As Arkansas Traveler pitching Coach Pat Rice will attest to, being a minor league pitching coach has many responsibilities and avenues of teaching. Rice gets the chance to not only develop pitchers but also to re-invent throwers.
“My livelihood is not whether we win,” Rice said. “Of course, that is good. But our job is to develop guys and get them ready for AAA and the Big Leagues. You get guys at all different places in their careers. You have the young ones who are up and coming, and some who are bitter. Then you have the older guys, say the 35-year-olds, and they are trying to do different things.”
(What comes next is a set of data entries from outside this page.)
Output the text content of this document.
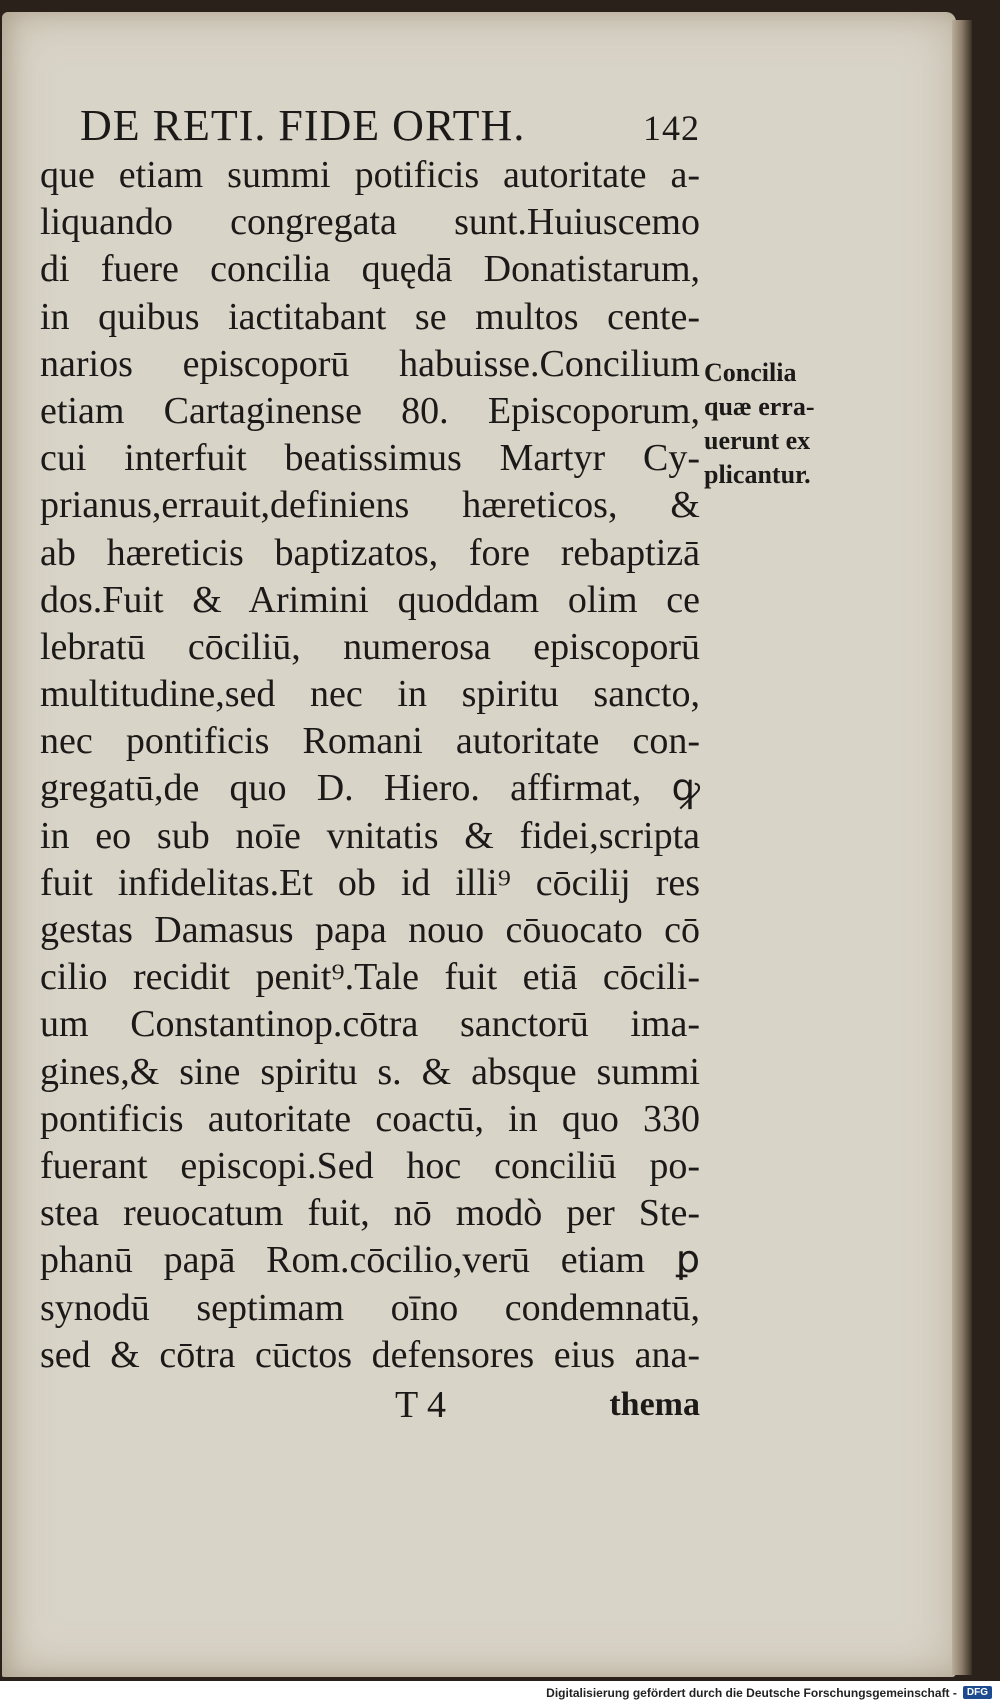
DE RETI. FIDE ORTH.	142
que etiam summi potificis autoritate a-
liquando congregata sunt.Huiuscemo
di fuere concilia quędā Donatistarum,
in quibus iactitabant se multos cente-
narios episcoporū habuisse.Concilium
etiam Cartaginense 80. Episcoporum,
cui interfuit beatissimus Martyr Cy-
prianus,errauit,definiens hæreticos, &
ab hæreticis baptizatos, fore rebaptizā
dos.Fuit & Arimini quoddam olim ce
lebratū cōciliū, numerosa episcoporū
multitudine,sed nec in spiritu sancto,
nec pontificis Romani autoritate con-
gregatū,de quo D. Hiero. affirmat, ꝙ
in eo sub noīe vnitatis & fidei,scripta
fuit infidelitas.Et ob id illi⁹ cōcilij res
gestas Damasus papa nouo cōuocato cō
cilio recidit penit⁹.Tale fuit etiā cōcili-
um Constantinop.cōtra sanctorū ima-
gines,& sine spiritu s. & absque summi
pontificis autoritate coactū, in quo 330
fuerant episcopi.Sed hoc conciliū po-
stea reuocatum fuit, nō modò per Ste-
phanū papā Rom.cōcilio,verū etiam ꝑ
synodū septimam oīno condemnatū,
sed & cōtra cūctos defensores eius ana-
T 4	thema
Concilia
quæ erra-
uerunt ex
plicantur.
Digitalisierung gefördert durch die Deutsche Forschungsgemeinschaft -	DFG
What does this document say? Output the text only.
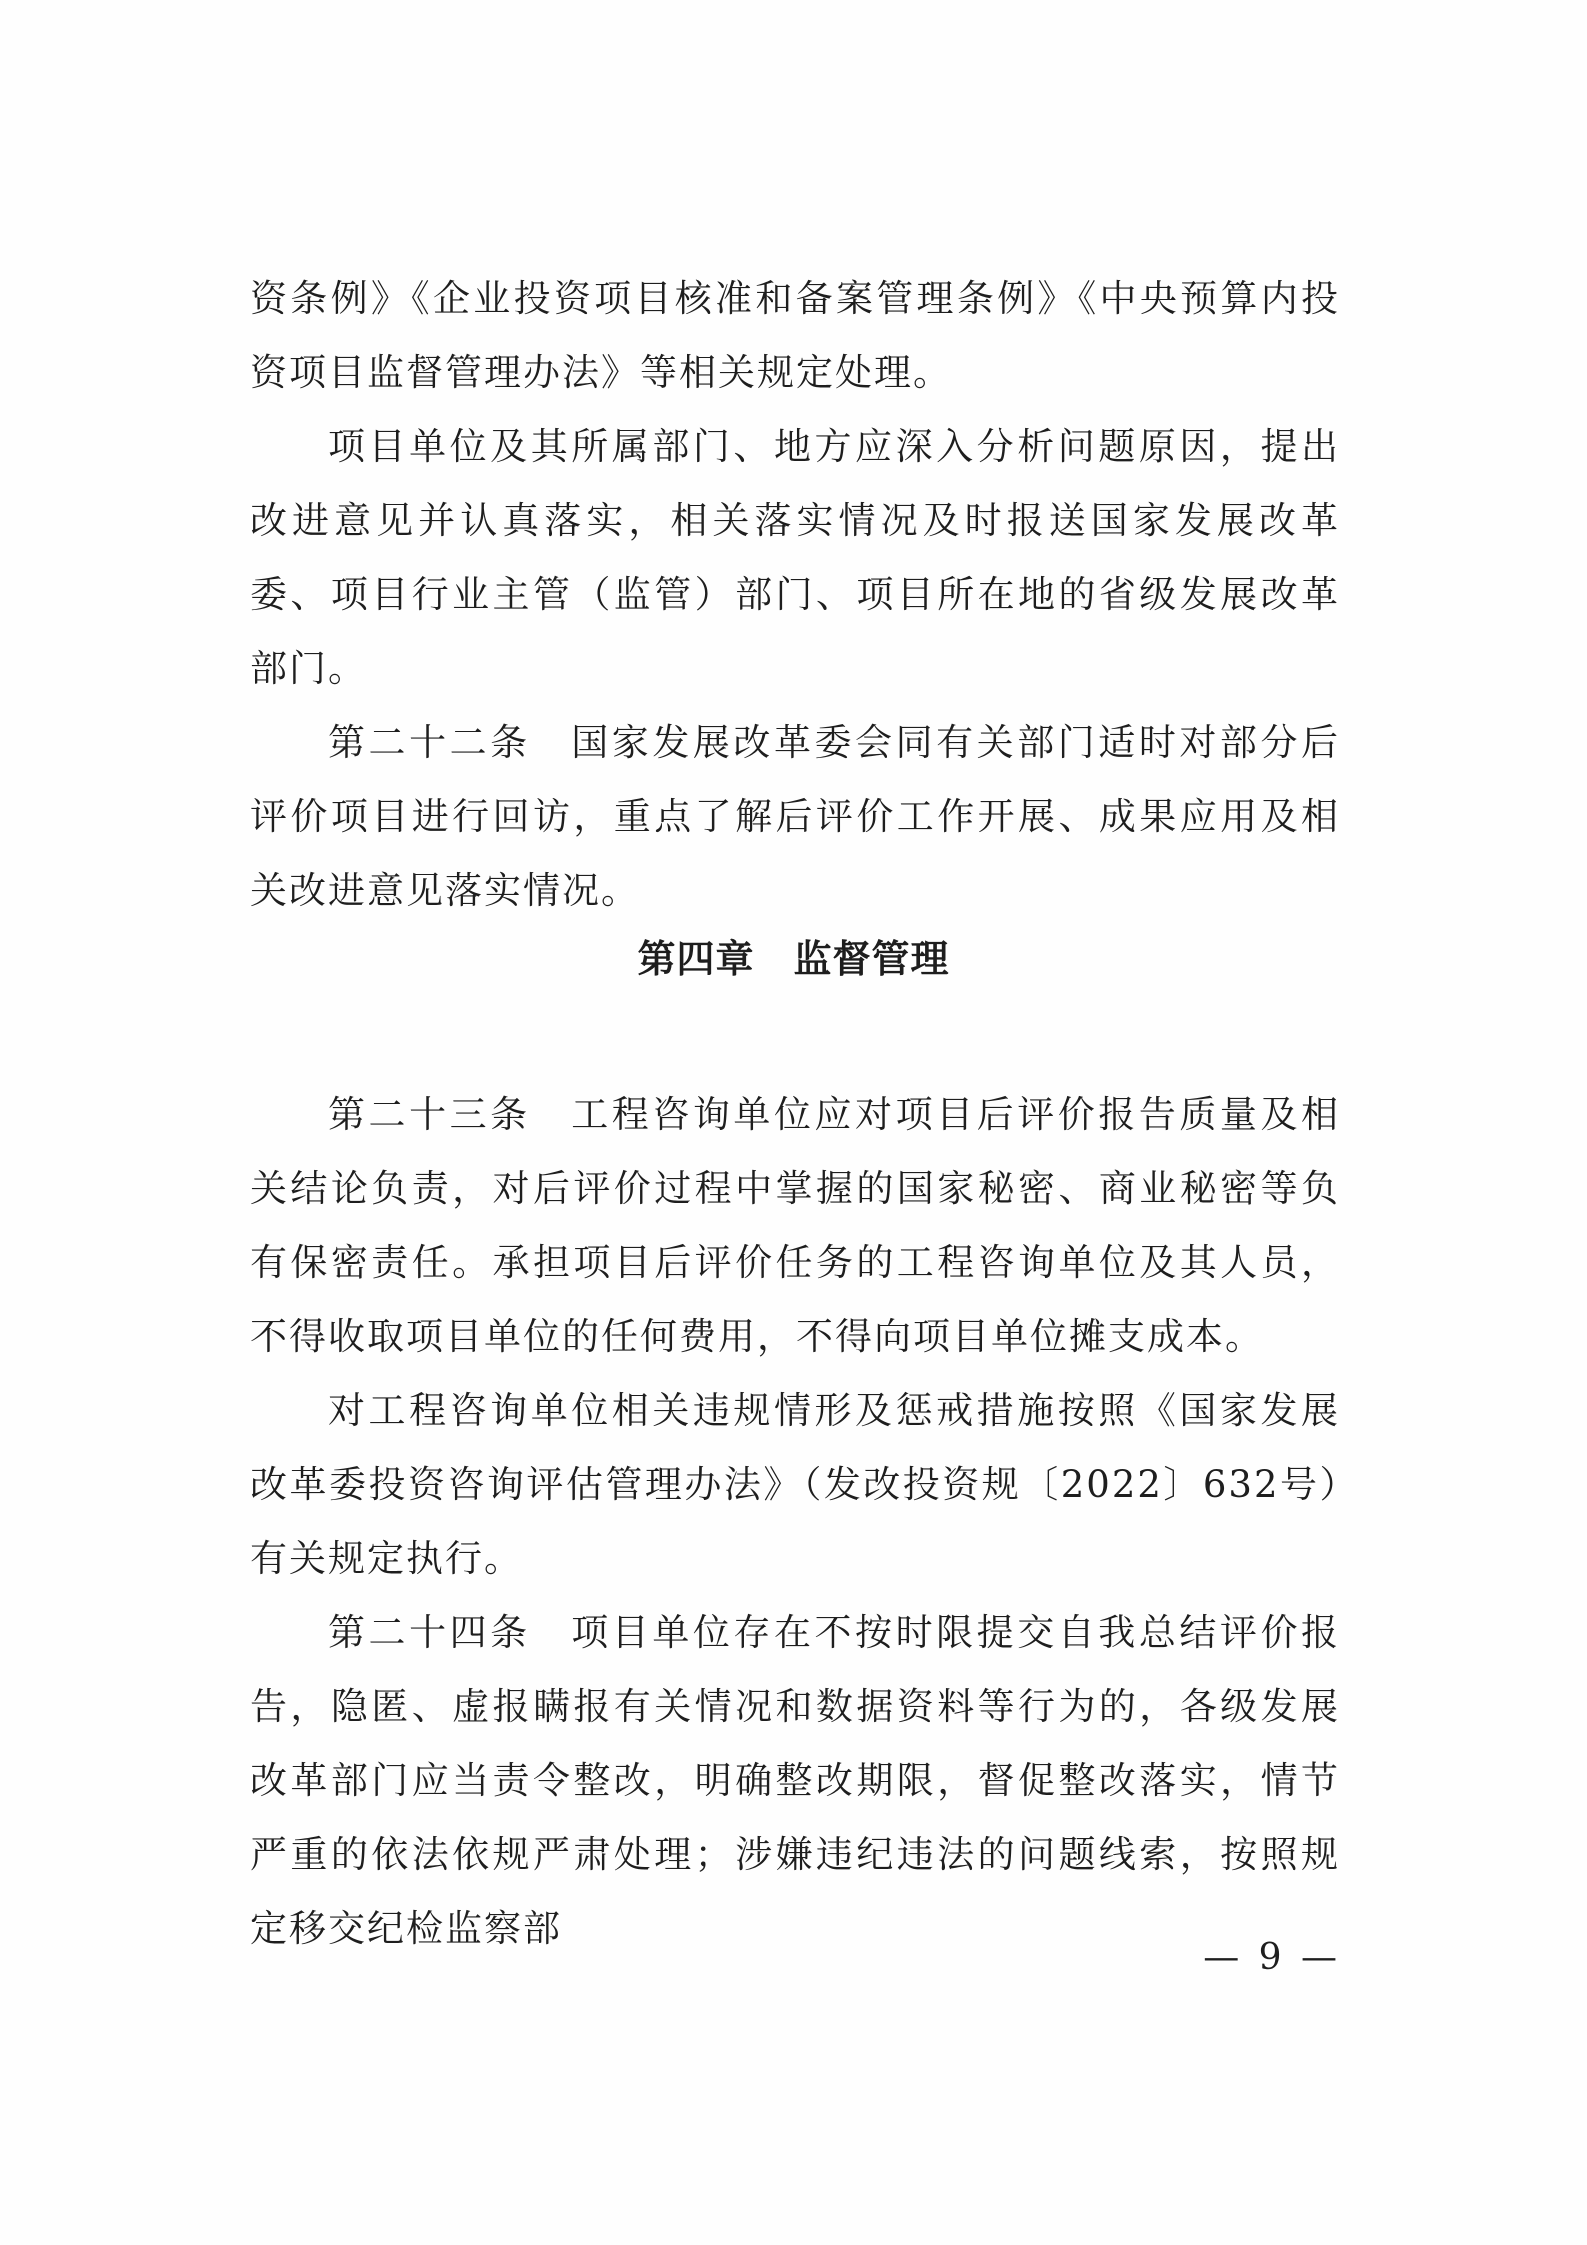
资条例》《企业投资项目核准和备案管理条例》《中央预算内投资项目监督管理办法》等相关规定处理。

项目单位及其所属部门、地方应深入分析问题原因，提出改进意见并认真落实，相关落实情况及时报送国家发展改革委、项目行业主管（监管）部门、项目所在地的省级发展改革部门。

第二十二条　国家发展改革委会同有关部门适时对部分后评价项目进行回访，重点了解后评价工作开展、成果应用及相关改进意见落实情况。

第四章　监督管理

第二十三条　工程咨询单位应对项目后评价报告质量及相关结论负责，对后评价过程中掌握的国家秘密、商业秘密等负有保密责任。承担项目后评价任务的工程咨询单位及其人员，不得收取项目单位的任何费用，不得向项目单位摊支成本。

对工程咨询单位相关违规情形及惩戒措施按照《国家发展改革委投资咨询评估管理办法》（发改投资规〔2022〕632号）有关规定执行。

第二十四条　项目单位存在不按时限提交自我总结评价报告，隐匿、虚报瞒报有关情况和数据资料等行为的，各级发展改革部门应当责令整改，明确整改期限，督促整改落实，情节严重的依法依规严肃处理；涉嫌违纪违法的问题线索，按照规定移交纪检监察部

— 9 —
At Spring training, Rice tried to see every pitcher as much as he could and figure out who was who. The first thing he noticed was the quality of the infield.
“I thought we had really good arms, and some were unpolished,” Rice said. “What I noticed was our infield was incredible, and our defense was incredible. That worked well with my philosophy of putting the ball in play, and we needed to make them make plays.”
Rice works with the starters most every day and begins his day with them around 2:45 p.m. He doesn’t have the luxury of working with the bullpen every day because those guys could be called up to pitch that night. He also a big believer of letting the catcher call pitches.
“I absolutely let them do that,” he said. “They don’t learn anything if I call the pitches. My livelihood is not necessarily about winning but about developing players.”
Several Traveler pitchers have already thrown in the Big Leagues including Michael Roth. When asked how he handles someone like Roth, Rice said the goal is to make him better. He also explained why pitchers go back and forth from Double A to the Big Leagues instead of going to Triple A.
“The hitters are better in Triple A,” Rice said. “But no only do they have to deal with that but also the natural, physical factors like the high altitude. That affects the pitchers. Not only do I have to prepare the guys for the Big Leagues but also for Triple A.”
Sometimes, like this past Monday with C.J. Wilson, Rice gets to work with a Major Leaguer on rehab assignment. In those instances, he said he talks to the staff at the Big Leagues, and a plan is usually in place. For Wilson, he was only going to throw six frames. Rice’s most important job was to keep him healthy.
As the season winds down, Rice has enjoyed the Traveler staff. He also says every pitcher has gotten better.
“I’ve had a blast with this group,” he said. “They are all different but all the same. They get along great and got along as well as any pitching staff I’ve been around.”